AMD sells six channel CPUs too.
Siena is primarily for the lower-power CSP vertical. Not the same kind of cloud applications as Genoa.

The same thing applies to server memory. A 64GB DDR5 RDIMM can be had for around $200. 128GB RDIMMs are around $1300 and 256GB RDIMMs are around $2500.
There's a supply crunch in the DDR5 market, right now. The OEMs & hyperscalers have most of the higher-density RDIMM supply tied up, which is pushing up prices on the open market. A better example would be to look at DDR4, where 128 GB RDIMMs can be found for $650.

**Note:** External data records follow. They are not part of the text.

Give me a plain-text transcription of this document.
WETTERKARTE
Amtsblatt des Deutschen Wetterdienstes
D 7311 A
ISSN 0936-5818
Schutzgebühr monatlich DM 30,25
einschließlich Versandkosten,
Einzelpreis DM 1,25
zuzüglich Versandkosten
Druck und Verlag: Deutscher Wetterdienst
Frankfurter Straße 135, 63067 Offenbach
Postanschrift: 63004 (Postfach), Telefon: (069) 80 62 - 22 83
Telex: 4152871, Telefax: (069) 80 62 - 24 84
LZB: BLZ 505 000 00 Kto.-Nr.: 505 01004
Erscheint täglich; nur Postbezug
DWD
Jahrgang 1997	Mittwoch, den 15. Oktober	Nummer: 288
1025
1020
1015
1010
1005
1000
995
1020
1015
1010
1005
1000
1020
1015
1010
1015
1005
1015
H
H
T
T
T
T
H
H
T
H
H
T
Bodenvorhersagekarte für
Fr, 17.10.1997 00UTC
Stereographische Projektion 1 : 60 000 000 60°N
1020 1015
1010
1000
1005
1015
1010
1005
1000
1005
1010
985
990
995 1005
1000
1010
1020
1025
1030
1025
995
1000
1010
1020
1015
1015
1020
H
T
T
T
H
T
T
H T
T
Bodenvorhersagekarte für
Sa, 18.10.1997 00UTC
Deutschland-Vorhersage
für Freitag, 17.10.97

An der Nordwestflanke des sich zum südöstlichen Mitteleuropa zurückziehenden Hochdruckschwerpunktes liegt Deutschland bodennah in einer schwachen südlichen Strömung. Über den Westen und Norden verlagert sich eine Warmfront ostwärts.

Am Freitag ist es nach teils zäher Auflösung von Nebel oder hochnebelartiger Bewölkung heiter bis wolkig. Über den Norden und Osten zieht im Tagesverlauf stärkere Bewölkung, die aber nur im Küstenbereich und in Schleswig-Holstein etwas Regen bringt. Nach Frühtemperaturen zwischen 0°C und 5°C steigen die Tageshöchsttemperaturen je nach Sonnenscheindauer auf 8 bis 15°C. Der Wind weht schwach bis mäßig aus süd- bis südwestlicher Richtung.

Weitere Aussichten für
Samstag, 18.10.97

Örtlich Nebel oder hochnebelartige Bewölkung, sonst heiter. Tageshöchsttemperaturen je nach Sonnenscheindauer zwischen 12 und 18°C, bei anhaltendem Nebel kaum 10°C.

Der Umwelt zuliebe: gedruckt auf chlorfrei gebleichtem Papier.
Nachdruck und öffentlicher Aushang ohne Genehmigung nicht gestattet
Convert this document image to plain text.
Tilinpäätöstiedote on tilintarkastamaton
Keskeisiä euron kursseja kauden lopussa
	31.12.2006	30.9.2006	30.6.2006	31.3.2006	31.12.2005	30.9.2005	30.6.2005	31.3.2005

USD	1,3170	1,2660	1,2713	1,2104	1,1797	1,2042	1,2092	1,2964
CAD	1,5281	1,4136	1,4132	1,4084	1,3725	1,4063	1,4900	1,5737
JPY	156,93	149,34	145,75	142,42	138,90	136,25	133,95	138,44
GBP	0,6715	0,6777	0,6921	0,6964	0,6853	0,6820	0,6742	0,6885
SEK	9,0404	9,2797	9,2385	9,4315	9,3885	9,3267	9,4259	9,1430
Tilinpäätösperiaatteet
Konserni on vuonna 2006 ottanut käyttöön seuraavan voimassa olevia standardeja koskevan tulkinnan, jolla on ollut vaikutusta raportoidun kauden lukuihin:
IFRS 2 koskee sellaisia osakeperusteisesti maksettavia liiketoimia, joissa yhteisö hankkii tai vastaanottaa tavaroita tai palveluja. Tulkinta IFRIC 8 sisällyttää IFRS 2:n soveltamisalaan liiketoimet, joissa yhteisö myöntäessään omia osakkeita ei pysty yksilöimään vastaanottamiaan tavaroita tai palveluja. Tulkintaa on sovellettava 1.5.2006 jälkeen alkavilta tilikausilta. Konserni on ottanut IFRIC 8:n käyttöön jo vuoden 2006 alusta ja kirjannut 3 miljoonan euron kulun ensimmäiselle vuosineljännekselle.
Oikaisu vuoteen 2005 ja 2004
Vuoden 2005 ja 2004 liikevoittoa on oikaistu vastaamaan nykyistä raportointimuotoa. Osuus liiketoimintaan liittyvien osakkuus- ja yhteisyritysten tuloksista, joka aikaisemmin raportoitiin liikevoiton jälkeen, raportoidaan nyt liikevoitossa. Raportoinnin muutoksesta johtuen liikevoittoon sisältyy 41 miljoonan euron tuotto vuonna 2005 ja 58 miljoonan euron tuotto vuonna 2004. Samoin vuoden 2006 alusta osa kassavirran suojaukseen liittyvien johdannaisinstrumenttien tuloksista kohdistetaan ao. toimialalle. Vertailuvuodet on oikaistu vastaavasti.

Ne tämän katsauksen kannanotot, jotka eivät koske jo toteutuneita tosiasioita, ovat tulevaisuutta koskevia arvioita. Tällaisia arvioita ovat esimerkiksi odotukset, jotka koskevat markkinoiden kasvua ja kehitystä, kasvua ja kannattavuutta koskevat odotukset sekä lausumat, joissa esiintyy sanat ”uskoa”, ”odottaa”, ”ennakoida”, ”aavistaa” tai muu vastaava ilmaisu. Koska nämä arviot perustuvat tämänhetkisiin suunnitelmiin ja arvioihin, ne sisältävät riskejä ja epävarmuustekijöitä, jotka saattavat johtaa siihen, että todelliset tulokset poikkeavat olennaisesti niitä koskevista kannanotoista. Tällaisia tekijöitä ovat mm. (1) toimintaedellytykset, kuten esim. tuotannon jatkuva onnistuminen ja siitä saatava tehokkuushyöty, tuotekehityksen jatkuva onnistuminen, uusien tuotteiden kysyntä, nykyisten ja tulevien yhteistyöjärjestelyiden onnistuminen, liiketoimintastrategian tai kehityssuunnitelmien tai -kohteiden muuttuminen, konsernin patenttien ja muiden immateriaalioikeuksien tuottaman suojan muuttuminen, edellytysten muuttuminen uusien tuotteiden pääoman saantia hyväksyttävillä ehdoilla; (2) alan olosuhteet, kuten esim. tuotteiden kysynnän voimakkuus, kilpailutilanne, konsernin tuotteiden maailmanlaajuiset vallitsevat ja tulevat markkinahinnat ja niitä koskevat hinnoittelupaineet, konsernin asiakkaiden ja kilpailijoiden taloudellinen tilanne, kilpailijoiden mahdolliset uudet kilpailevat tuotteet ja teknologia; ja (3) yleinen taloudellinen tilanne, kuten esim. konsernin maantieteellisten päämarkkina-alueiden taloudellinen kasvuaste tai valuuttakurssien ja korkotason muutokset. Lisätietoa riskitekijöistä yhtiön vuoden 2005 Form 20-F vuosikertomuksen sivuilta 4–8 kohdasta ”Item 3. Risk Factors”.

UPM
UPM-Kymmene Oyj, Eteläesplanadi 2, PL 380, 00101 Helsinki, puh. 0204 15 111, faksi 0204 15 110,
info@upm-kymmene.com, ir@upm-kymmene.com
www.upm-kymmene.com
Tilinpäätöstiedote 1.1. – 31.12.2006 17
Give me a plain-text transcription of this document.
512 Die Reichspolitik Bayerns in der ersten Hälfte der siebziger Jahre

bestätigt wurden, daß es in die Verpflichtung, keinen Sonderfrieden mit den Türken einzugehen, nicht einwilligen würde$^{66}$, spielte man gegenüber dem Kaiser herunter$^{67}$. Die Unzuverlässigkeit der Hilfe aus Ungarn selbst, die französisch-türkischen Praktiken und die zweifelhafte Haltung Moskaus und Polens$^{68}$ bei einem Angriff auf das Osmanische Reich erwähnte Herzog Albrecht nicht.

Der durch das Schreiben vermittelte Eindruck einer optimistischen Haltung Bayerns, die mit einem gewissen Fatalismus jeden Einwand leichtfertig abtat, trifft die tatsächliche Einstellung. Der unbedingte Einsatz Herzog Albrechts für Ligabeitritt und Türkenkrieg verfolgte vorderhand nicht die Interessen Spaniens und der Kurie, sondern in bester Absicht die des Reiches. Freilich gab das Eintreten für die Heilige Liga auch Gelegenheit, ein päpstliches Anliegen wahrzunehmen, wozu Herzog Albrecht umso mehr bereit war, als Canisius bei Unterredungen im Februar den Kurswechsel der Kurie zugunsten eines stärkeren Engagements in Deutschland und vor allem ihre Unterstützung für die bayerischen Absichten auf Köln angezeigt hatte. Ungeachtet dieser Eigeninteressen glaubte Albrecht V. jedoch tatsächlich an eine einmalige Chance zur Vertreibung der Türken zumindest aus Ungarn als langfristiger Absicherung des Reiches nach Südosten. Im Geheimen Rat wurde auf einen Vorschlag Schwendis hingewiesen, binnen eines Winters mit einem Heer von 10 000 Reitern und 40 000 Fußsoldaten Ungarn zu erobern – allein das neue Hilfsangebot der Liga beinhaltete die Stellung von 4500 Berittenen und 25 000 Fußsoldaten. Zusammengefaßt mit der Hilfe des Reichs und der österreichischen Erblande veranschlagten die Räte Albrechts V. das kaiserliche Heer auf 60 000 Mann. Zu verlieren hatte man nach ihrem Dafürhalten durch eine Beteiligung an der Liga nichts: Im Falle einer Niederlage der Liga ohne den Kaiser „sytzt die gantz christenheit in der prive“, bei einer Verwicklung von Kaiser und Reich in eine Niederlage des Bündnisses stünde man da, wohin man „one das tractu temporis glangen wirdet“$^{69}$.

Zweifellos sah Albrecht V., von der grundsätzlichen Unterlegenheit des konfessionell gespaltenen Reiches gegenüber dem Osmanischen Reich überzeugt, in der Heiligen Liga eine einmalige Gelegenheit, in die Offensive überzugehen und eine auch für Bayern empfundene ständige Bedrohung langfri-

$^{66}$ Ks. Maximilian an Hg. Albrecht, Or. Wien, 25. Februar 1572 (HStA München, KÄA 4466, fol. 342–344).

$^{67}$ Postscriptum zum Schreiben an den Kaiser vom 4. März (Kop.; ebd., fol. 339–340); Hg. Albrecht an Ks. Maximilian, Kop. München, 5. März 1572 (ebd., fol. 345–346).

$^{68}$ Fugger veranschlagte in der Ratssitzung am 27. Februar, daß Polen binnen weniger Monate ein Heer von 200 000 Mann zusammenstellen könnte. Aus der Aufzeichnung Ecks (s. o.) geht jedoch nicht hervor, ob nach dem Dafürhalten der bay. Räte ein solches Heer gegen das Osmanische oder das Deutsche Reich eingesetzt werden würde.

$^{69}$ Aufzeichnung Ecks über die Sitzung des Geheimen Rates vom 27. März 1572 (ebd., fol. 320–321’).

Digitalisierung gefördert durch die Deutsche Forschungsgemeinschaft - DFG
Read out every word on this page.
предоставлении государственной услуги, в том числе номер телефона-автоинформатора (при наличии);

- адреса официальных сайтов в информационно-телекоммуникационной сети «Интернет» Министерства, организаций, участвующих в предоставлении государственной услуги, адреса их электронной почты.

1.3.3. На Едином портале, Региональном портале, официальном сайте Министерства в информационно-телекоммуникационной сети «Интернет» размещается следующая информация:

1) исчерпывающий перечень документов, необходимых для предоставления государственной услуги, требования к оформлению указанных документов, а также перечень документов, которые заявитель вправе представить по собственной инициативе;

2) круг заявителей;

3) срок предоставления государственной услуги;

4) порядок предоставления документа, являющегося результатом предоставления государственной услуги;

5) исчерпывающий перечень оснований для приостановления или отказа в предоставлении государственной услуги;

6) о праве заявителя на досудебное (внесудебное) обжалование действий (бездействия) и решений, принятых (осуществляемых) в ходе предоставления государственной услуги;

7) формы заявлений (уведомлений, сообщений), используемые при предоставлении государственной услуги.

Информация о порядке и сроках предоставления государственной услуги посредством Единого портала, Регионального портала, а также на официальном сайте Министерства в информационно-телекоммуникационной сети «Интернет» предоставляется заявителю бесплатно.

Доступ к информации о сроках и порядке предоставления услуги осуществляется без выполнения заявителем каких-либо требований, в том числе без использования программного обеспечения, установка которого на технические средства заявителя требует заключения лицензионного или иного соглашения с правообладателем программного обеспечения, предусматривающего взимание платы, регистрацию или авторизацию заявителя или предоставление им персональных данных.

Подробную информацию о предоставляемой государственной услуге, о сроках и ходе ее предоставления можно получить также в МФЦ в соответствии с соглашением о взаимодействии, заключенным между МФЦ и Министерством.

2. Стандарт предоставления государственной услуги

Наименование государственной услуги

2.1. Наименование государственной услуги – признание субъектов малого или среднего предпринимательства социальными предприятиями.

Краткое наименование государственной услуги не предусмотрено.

Still, if we take DDR5 module capacity of 64 GB x 12, that's a respectable 8 GB per core, for a 96-core CPU.

you still can't easily buy ECC modules, be they DIMMs or RDIMMs, over DDR5-6400 even though Sapphire Rapids workstations have supported faster speeds like DDR5-6800 for a while now
They do not. The highest spec Xeon W only officially supports DDR5-4800:

The fact that you can overclock them to higher is beside the point, because most people will not run such a machine with RAM at such speeds.

Threadripper launched with even higher speeds supported.
Which is, in fact, being served by at least some memory makers:

I understand the lack of faster DDR5 ECC UDIMMs to a point simply because there aren't any platforms that officially support overclocking of DDR5 ECC UDIMMs,
Some Raptor Lake CPUs officially support it at DDR5-5600, on a W680 board.